“Unnecessarily inflationary” handouts in the cashed-up West Australian budget are likely to displease the Reserve Bank, according to a top economist.
And such was the largesse on offer in Thursday’s budget – headlined by a $2.4 billion surplus – it could also supercharge the GST wars.
WA Treasurer Rita Saffioti confirmed the state’s eighth consecutive surplus, with major spends underpinned by a royalties boom and GST take.
There is a four-year infrastructure pipeline of $44.3 billion, including a much-needed boost to support housing stock.

However, it was the cash handouts that caught the eye, including to motorists and families.
Every WA licence-holder will receive $100 – irrespective of whether they drive a gas-guzzler, an EV or a bike – while families will be handed $250 for every high school student, and $150 for each in primary school or kinder.
The cost-of-living relief was announced two days after high inflation caused the central bank to raise interest rates owing to high inflation.
On announcing the rise, RBA governor Michele Bullock urged governments, state and federal, to look for ways to constrain demand.
AMP chief economist Shane Oliver labelled the handouts “unnecessarily inflationary” and “a classic example of why we cannot rely on politicians to keep inflation in check”.
“They are in complete defiance of RBA governor Bullock’s comments on Tuesday,” he said.

“They just make it harder to get inflation back down and will put more pressure on the RBA and hence mortgage holders.”
The handouts also run counter to Premier Roger Cook’s pre-budget pledge to target cost-of-living relief, although there is plenty of that too.
A $1 billion package funds a new carers gold card, expanded free public transport, capped regional flight costs for locals, and energy rebates.
BankWest Curtin Economics Centre director Alan Duncan said it would be wrong to characterise the budget as un-strategic.
“It was a budget that was looking to try and address bottlenecks in the system, address shortages of housing, shortages of skills, address infrastructure struggling to keep pace with population growth,” he said.
“It was a really welcome scale of commitment to those issues.”

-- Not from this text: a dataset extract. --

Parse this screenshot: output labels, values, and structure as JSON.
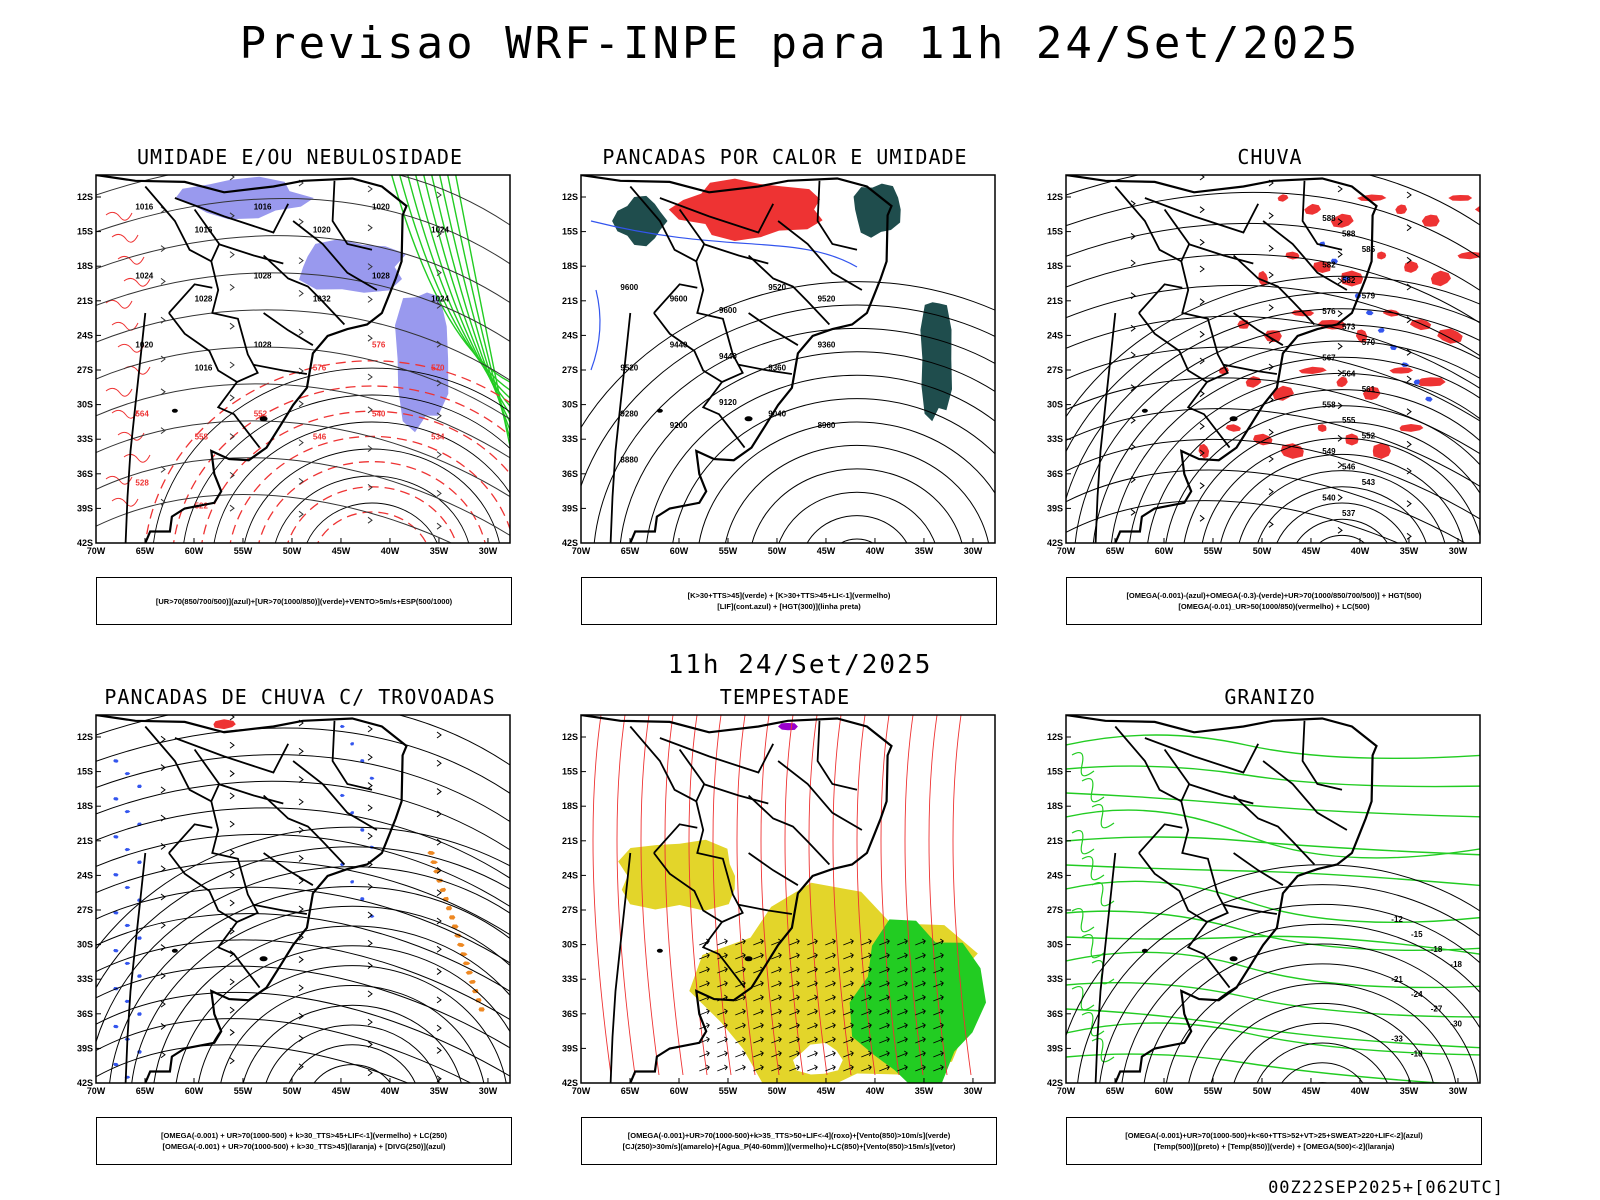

There’s no doubt Western Australia’s economy is powering the nation, the question is, how much of that largesse should it keep, and how much should it share with the less well-off.
The past eight years of combined surpluses – which tallies more than $23 billion – correlate to a 2018 policy by Scott Morrison’s government to increase its GST distribution.
That move has been labelled the “worst public policy decision of the 21st century” by economist Saul Eslake, but is cheered in WA.
Prof Duncan said he saw the debate as live, but without a compelling case for change.
“I would not take this budget as a signal that says WA is swimming in it,” he said.
“The use of the additional revenues have been very smart, exactly what you should be doing, not locked into recurrent spending, and looking to the longer term.”